New tool helps balance data privacy and utility

An SOE team is using AI to quantify the accuracy of conclusions from privacy-enhanced data in the social and behavioral sciences.
Headshots of Mark Hempstead, Furkan Sarikaya, Shaohua Lu, and Johes Bater

Improving student learning and teaching techniques can help make the classroom a more inclusive and effective place for all—and is increasingly important in an age of advanced technology that is rapidly changing how students learn and instructors teach. Research from behavioral and social sciences can significantly inform the way classroom environments develop in the coming years. Progress within these areas heavily relies on qualitative data, (e.g., surveys, observations, etc.), but balancing the privacy, accuracy, and the utility of conclusions based on qualitative data remains a challenge.  

A team of SOE students and faculty recently developed a Conclusion Based Utility Evaluation (CBUE), which uses AI to analyze the accuracy of conclusions from privacy-enhanced data. Their research, titled “CBUE: Conclusion Based Utility Evaluation for Differentially Private Categorical Data,” was recently selected for publication at the 2026 Institute of Electrical and Electronics Engineers (IEEE) Symposium on Security and Privacy, and could be applied to various datasets to advance data protection and usability that could inform policies and identify issues in learning environments.

The research team included first author and M.S. student in computer engineering Furkan Sarikaya (EG25) who is now a Ph.D. student in electrical and computer engineering, M.S. student in data science Shaohua Lu (EG25), Assistant Professor Johes Bater of the Department of Computer Science, and Professor Mark Hempstead of the Department of Electrical and Computer Engineering. 

Evaluating conclusions from the “noise” 

In the social and behavioral sciences, scientists study learning through experiments in which participants are tested and observed. Participants share personal information such as medical and student records, but conclusions from this research must not contain information that could identify an individual participant.  

A common way to maintain privacy in conclusions based on qualitative data is by adding “noise,” which injects slight alterations to mask datasets and protect identifiable information of individuals. However, this is often done at the cost of making the data less useful or less accurate.  

CBUE uses AI to evaluate the accuracy and utility of human-drawn conclusions after noise has been added. This new tool can help ensure that data doesn't become skewed and remains useful.  

“By using AI to mimic the reasoning of human researchers, CBUE provides a new lens to quantify the utility of privacy-enhanced data,” said Hempstead. “It highlights when conclusions remain accurate, when they shift, and what that means for real-world decision making. More importantly it can be repeated thousands of times, which would otherwise require many hours and teams of human researchers.” 

CBUE uses a large language model (LLM) to draw conclusions from noisy data, compare it to the “ground truth” conclusion, measure the magnitude of error, and generate a utility score. The team tested this method on two learning sciences datasets, showcasing its potential to be applied across the field.

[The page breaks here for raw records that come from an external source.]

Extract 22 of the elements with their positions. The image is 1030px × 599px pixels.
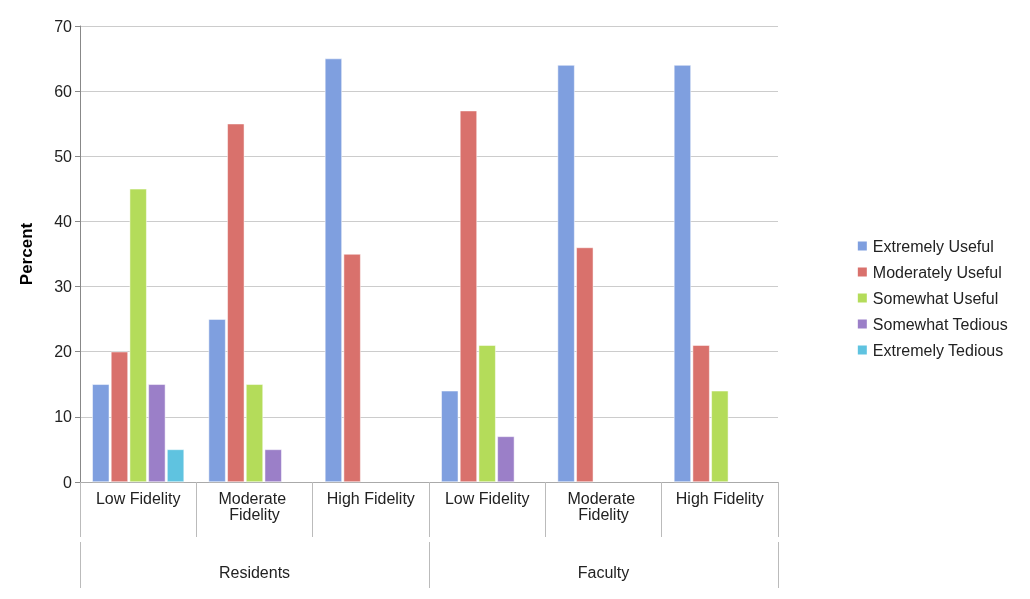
x-tick-label: Low Fidelity [444,489,530,507]
x-tick-label: Moderate Fidelity [218,489,291,523]
y-tick-label: 10 [54,408,73,426]
legend-label: Somewhat Useful [872,289,999,307]
y-tick-label: 70 [54,17,73,35]
legend-label: Extremely Useful [872,237,994,255]
y-tick-label: 50 [54,147,73,165]
y-axis-title: Percent [17,222,36,286]
legend-label: Somewhat Tedious [872,315,1008,333]
y-tick-label: 20 [54,343,73,361]
x-tick-label: Low Fidelity [95,489,181,507]
x-tick-label: High Fidelity [675,489,764,507]
y-tick-label: 0 [63,473,73,491]
y-tick-label: 40 [54,212,73,230]
legend-label: Moderately Useful [872,263,1002,281]
y-tick-label: 60 [54,82,73,100]
text: Faculty [577,563,630,581]
y-tick-label: 30 [54,278,73,296]
x-tick-label: Moderate Fidelity [567,489,640,523]
legend-label: Extremely Tedious [872,341,1004,359]
x-tick-label: High Fidelity [326,489,415,507]
text: Residents [218,563,291,581]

They found CBUE offers a more comprehensive analysis and quantification of the utility-privacy tradeoff as opposed to other common statistical methods. 

Informing how to navigate student challenges  

This research is part of a larger effort to explore ambiguity, uncertainty, and confusion in STEM education funded by a National Science Foundation (NSF) Growing Convergence Research grant. The goal of the work is to understand how to help students engage with challenges in science, technology, engineering, and mathematics (STEM) environments. With deep strengths in the study of teaching pedagogy, STEM education, AI, data science, and cognitive science, Tufts is uniquely suited to drive this research. 

CBUE could play a helpful role in protecting data to encourage more behavioral and social study participants, while also ensuring research conclusions remain accurate and meaningful to inform the development of classroom environments. 

This May, Hempstead will present CBUE at the IEEE Symposium on Security and Privacy. Hempstead’s research group, the Tufts Computer Architecture Lab, advances high performance computing, energy efficiency, machine learning, and more. 

With the growing importance of social and behavioral sciences to help understand student challenges and inform teaching and learning strategies, CBUE offers a new way to balance the privacy and utility of qualitative research conclusions that are essential to driving this research forward.